Does a hospital have to appoint a data protection officer under the GDPR?

Source Documents

Guidelines on DPOs

Guidelines Dec 13, 2016 🇪🇺 Art29

Practical Guide GDPR Data Protection Officers

Guidelines Mar 14, 2022 🇫🇷 CNIL

Protection of Personal Data

Other Nov 1, 2021 🇪🇺 CJEU

Found quotes

Guidelines on DPOs

The designation of a DPO is an obligation: if the processing is carried out by a public authority or body (irrespective of what data is being processed)

Hospitals typically qualify as public authorities or bodies, which makes the designation of a DPO mandatory under GDPR.

if the core activities of the controller or the processor consist of processing operations, which require regular and systematic monitoring of data subjects on a large scale

Hospitals perform regular and systematic monitoring of patients' health data on a large scale, making the appointment of a DPO mandatory.

For example, processing health data, such as patient’s health records, should be considered as one of any hospital’s core activities and hospitals must therefore designate DPOs.

This quote explicitly states that processing patient health data is a core activity of hospitals, thus requiring them to designate a DPO.

Practical Guide GDPR Data Protection Officers

Examples of regular and systematic monitoring of data subjects:

marketing activities whose personalization is based on personal data;

profiling and scoring for risk assessment purposes (credit risk assessment, establishing insurance premiums, preventing fraud, or detecting money laundering, etc.);

geolocation by mobile applications;

loyalty programs;

behavioural advertising;

monitoring of wellness, health, and fitness data using portable devices;

closed circuit television systems;

connected devices such as cars and smart meters, home automation, etc.

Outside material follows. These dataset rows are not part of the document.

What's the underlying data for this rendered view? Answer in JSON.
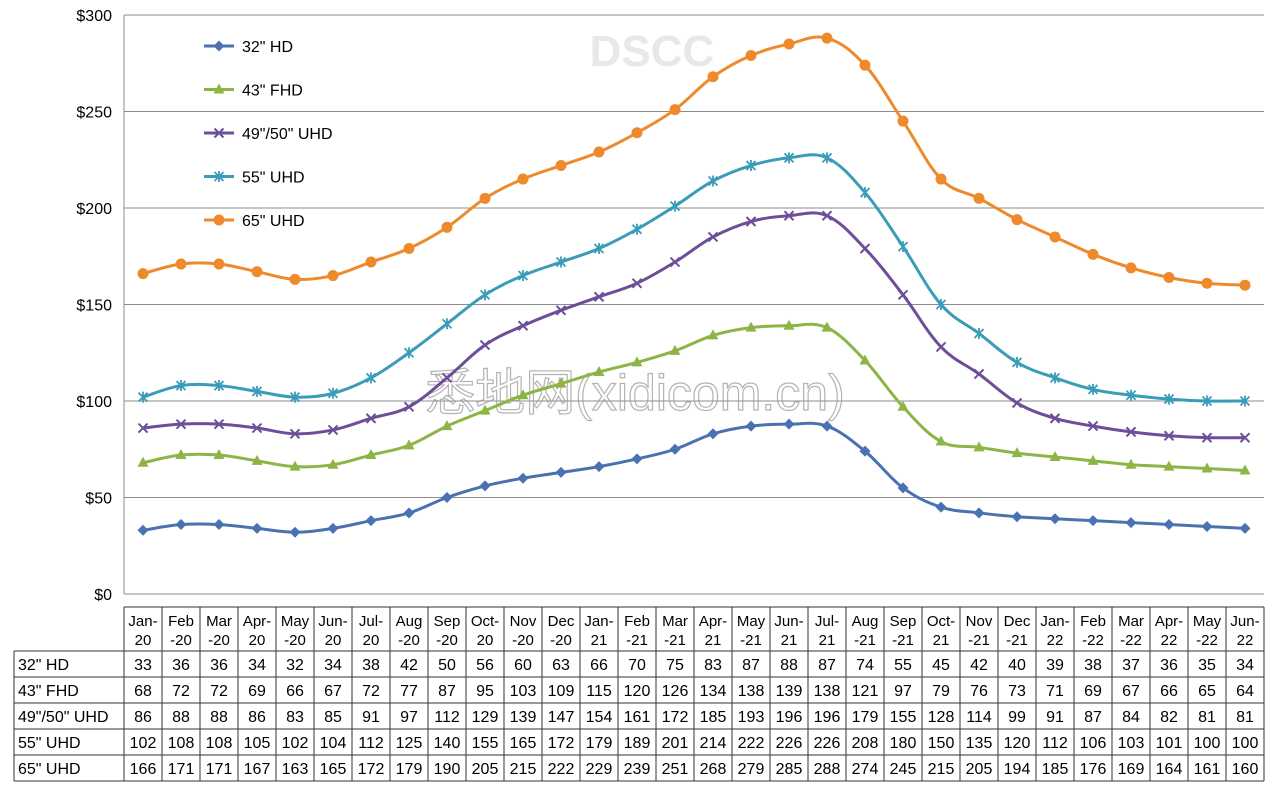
{
  "chart_data": {
    "type": "line",
    "categories": [
      [
        "Jan-",
        "20"
      ],
      [
        "Feb",
        "-20"
      ],
      [
        "Mar",
        "-20"
      ],
      [
        "Apr-",
        "20"
      ],
      [
        "May",
        "-20"
      ],
      [
        "Jun-",
        "20"
      ],
      [
        "Jul-",
        "20"
      ],
      [
        "Aug",
        "-20"
      ],
      [
        "Sep",
        "-20"
      ],
      [
        "Oct-",
        "20"
      ],
      [
        "Nov",
        "-20"
      ],
      [
        "Dec",
        "-20"
      ],
      [
        "Jan-",
        "21"
      ],
      [
        "Feb",
        "-21"
      ],
      [
        "Mar",
        "-21"
      ],
      [
        "Apr-",
        "21"
      ],
      [
        "May",
        "-21"
      ],
      [
        "Jun-",
        "21"
      ],
      [
        "Jul-",
        "21"
      ],
      [
        "Aug",
        "-21"
      ],
      [
        "Sep",
        "-21"
      ],
      [
        "Oct-",
        "21"
      ],
      [
        "Nov",
        "-21"
      ],
      [
        "Dec",
        "-21"
      ],
      [
        "Jan-",
        "22"
      ],
      [
        "Feb",
        "-22"
      ],
      [
        "Mar",
        "-22"
      ],
      [
        "Apr-",
        "22"
      ],
      [
        "May",
        "-22"
      ],
      [
        "Jun-",
        "22"
      ]
    ],
    "y_ticks": [
      "$0",
      "$50",
      "$100",
      "$150",
      "$200",
      "$250",
      "$300"
    ],
    "ylim": [
      0,
      300
    ],
    "grid": true,
    "legend_position": "top-left",
    "watermarks": [
      "DSCC",
      "悉地网(xidicom.cn)"
    ],
    "series": [
      {
        "name": "32\" HD",
        "color": "#4a72b0",
        "marker": "diamond",
        "values": [
          33,
          36,
          36,
          34,
          32,
          34,
          38,
          42,
          50,
          56,
          60,
          63,
          66,
          70,
          75,
          83,
          87,
          88,
          87,
          74,
          55,
          45,
          42,
          40,
          39,
          38,
          37,
          36,
          35,
          34
        ]
      },
      {
        "name": "43\" FHD",
        "color": "#8db545",
        "marker": "triangle",
        "values": [
          68,
          72,
          72,
          69,
          66,
          67,
          72,
          77,
          87,
          95,
          103,
          109,
          115,
          120,
          126,
          134,
          138,
          139,
          138,
          121,
          97,
          79,
          76,
          73,
          71,
          69,
          67,
          66,
          65,
          64
        ]
      },
      {
        "name": "49\"/50\" UHD",
        "color": "#6e4e98",
        "marker": "x",
        "values": [
          86,
          88,
          88,
          86,
          83,
          85,
          91,
          97,
          112,
          129,
          139,
          147,
          154,
          161,
          172,
          185,
          193,
          196,
          196,
          179,
          155,
          128,
          114,
          99,
          91,
          87,
          84,
          82,
          81,
          81
        ]
      },
      {
        "name": "55\" UHD",
        "color": "#3a9cb8",
        "marker": "asterisk",
        "values": [
          102,
          108,
          108,
          105,
          102,
          104,
          112,
          125,
          140,
          155,
          165,
          172,
          179,
          189,
          201,
          214,
          222,
          226,
          226,
          208,
          180,
          150,
          135,
          120,
          112,
          106,
          103,
          101,
          100,
          100
        ]
      },
      {
        "name": "65\" UHD",
        "color": "#ee8a2c",
        "marker": "circle",
        "values": [
          166,
          171,
          171,
          167,
          163,
          165,
          172,
          179,
          190,
          205,
          215,
          222,
          229,
          239,
          251,
          268,
          279,
          285,
          288,
          274,
          245,
          215,
          205,
          194,
          185,
          176,
          169,
          164,
          161,
          160
        ]
      }
    ]
  }
}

The quote lists examples of activities that require monitoring and the appointment of a DPO, including the monitoring of health data which is relevant to hospitals.

Factsheet 2: Who can be designated DPO?

Although there is no typical profile to serve as DPO, the GDPR requires the DPO to have a certain level of expertise. The organisation must also ensure that there is no conflict of interest with the appointee’s other missions.

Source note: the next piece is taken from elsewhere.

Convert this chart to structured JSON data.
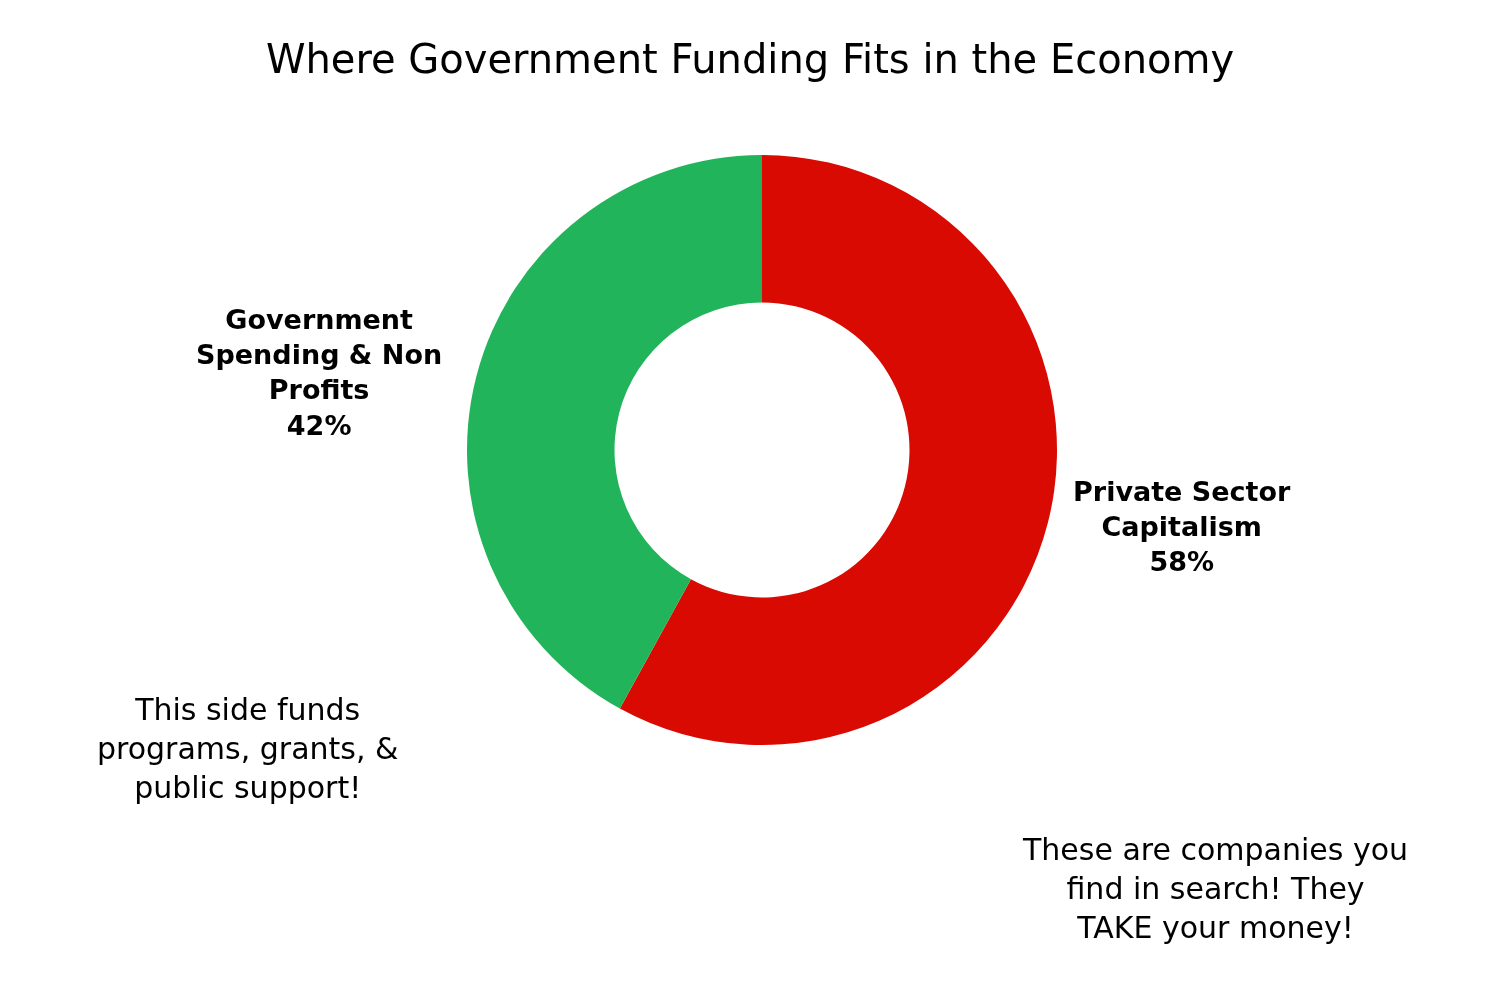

The DPO’s knowledge and skills

The person approached for the function of DPO must have a certain level of knowledge, i.e.:

Legal and technical expertise on data protection;

knowledge of the business line, industry regulations and the organisation of the structure for which they are designated;

an understanding of processing operations, IT systems and the organisation’s data protection and security needs;

for a public authority or a public body, good knowledge of the applicable administrative rules and procedures.

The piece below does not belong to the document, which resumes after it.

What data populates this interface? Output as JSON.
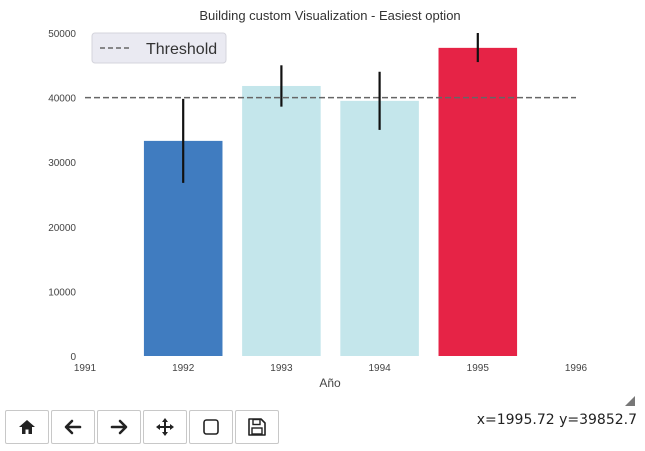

The quote establishes the need for expertise in data protection for a DPO, with emphasis on the understanding of processing operations and regulations, which a hospital DPO would require.

Note: the level of expertise required varies according to the sensitivity, complexity, and volume of data processed by the organisation. This knowledge and skills can be acquired through a training plan adapted to the profile of the future DPO (see the question “How can a DPO be trained?”).

The quote notes that the level of expertise required for a DPO depends on the sensitivity and complexity of the data processed, which is particularly applicable to hospitals handling sensitive health data.

Protection of Personal Data

The Court found that these supervisory authorities responsible for supervising the processing of personal data outside the public sector must enjoy an independence allowing them to perform their duties free from external influence. That independence precludes not only any influence exercised by the supervised bodies, but also any directions or any other external influence, whether direct or indirect, which could call into question the performance by those authorities of their task of establishing a fair balance between the protection of the right to private life and the free movement of personal data.

This quote addresses the independence required for supervisory authorities which is relevant as it establishes the autonomy hospital DPOs must maintain in their role of overseeing data protection compliance.

The Court declared that Austria had failed to fulfil its obligations, finding, in essence, that a Member State which lays down a regulatory framework under which that authority's managing member is a federal official subject to supervision, whose office is integrated with national government departments, and in respect of which the head of the national government has an unconditional right to information covering all aspects of that authority’s work does not meet the requirement of independence of a supervisory authority, laid down by Directive 95/46 (paragraph 66 and operative part).

This quote emphasizes the necessity for supervisory authorities, such as a hospital's data protection officer, to be free from any supervising influence to maintain independence.

The Court held that a Member State fails to fulfil its obligations under Directive 95/46 if it prematurely brings to an end the term served by the supervisory authority for the protection of personal data (paragraph 62 and operative part 1). According to the Court, the supervisory authorities responsible for supervising the processing of those data must enjoy an independence allowing them to perform their duties free from external influence in whatever form, whether direct or indirect, which may have an effect on their decisions and which could call into question the performance by those authorities of their task of striking a fair balance between the protection of the right to private life and the free movement of personal data (paragraph 51).

This quote further reiterates the need for supervisory authorities to operate independently and free from any external influence, including hospitals appointing data protection officers.